In an editorial, Margaret Winker and colleagues say the move has had "a chilling effect on gun violence research to this day" and they argue that "US history and the political pressure brought to bear by the National Rifle Association have so far proved impossible to defy."
In the US, one person is killed by a firearm every 17 minutes, 87 people are killed each day, and 609 are killed every week on average, they write. Guns were responsible for 33,599 deaths in 2014, of which 63% were suicides, 34% homicides, and 2% were unintentional shootings
The problem is worldwide, they add, "although few countries have guns embedded in the national psyche to quite the same extent as the US."
The toll of gun violence is not just premature death, they explain, but a series of serious snowball effects in education, health, incarceration, family instability, and social capital," making it a classic public health problem.
They note that a public health approach has been effective in tackling other injury problems, such as those from road traffic incidents.

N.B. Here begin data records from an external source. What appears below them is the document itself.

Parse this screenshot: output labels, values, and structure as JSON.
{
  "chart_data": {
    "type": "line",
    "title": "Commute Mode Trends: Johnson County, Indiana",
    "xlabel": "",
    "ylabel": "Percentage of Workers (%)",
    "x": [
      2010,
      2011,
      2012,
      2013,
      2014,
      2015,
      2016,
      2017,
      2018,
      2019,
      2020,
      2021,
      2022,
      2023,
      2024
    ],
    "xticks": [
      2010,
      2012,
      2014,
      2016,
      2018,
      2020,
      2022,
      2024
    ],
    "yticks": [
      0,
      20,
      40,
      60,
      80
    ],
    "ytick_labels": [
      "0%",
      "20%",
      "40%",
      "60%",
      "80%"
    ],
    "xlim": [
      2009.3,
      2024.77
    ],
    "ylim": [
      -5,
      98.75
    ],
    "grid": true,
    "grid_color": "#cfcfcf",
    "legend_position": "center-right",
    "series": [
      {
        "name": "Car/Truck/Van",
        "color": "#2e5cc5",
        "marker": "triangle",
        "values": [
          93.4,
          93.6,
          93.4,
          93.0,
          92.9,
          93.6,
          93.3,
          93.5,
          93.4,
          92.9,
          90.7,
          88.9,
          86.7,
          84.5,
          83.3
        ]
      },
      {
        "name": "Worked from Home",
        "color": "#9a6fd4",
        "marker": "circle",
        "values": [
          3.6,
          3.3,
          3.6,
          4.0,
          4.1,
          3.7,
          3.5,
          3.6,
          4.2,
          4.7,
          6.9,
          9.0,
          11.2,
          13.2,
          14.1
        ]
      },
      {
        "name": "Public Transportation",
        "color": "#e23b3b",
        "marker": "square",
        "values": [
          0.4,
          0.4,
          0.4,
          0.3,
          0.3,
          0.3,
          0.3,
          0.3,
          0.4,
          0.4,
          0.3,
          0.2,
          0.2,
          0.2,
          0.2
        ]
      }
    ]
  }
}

But say, unfortunately, "US political forces and special interest groups have blocked any public health approach to gun violence."
They believe that research is needed on all aspects of gun policies and safety, "including evaluating state policies, improving understanding of the effects of restricting access to firearms and other lethal means for people at risk of suicide, and evaluating the effectiveness of community and school gun safety training."
For instance, a gun owner's license, already required in some states, should be a requirement in all states and tracked nationally, they argue. "Just as driving tests and licensing do not stop people from driving unless they can no longer do so safely, gun ownership should be a privilege, retained only while safe ownership remains possible and revoked when safety is in question."
By taking basic steps to permit public health research, "we can finally begin to understand the sources of the current epidemic of violence and how best to control it," they conclude.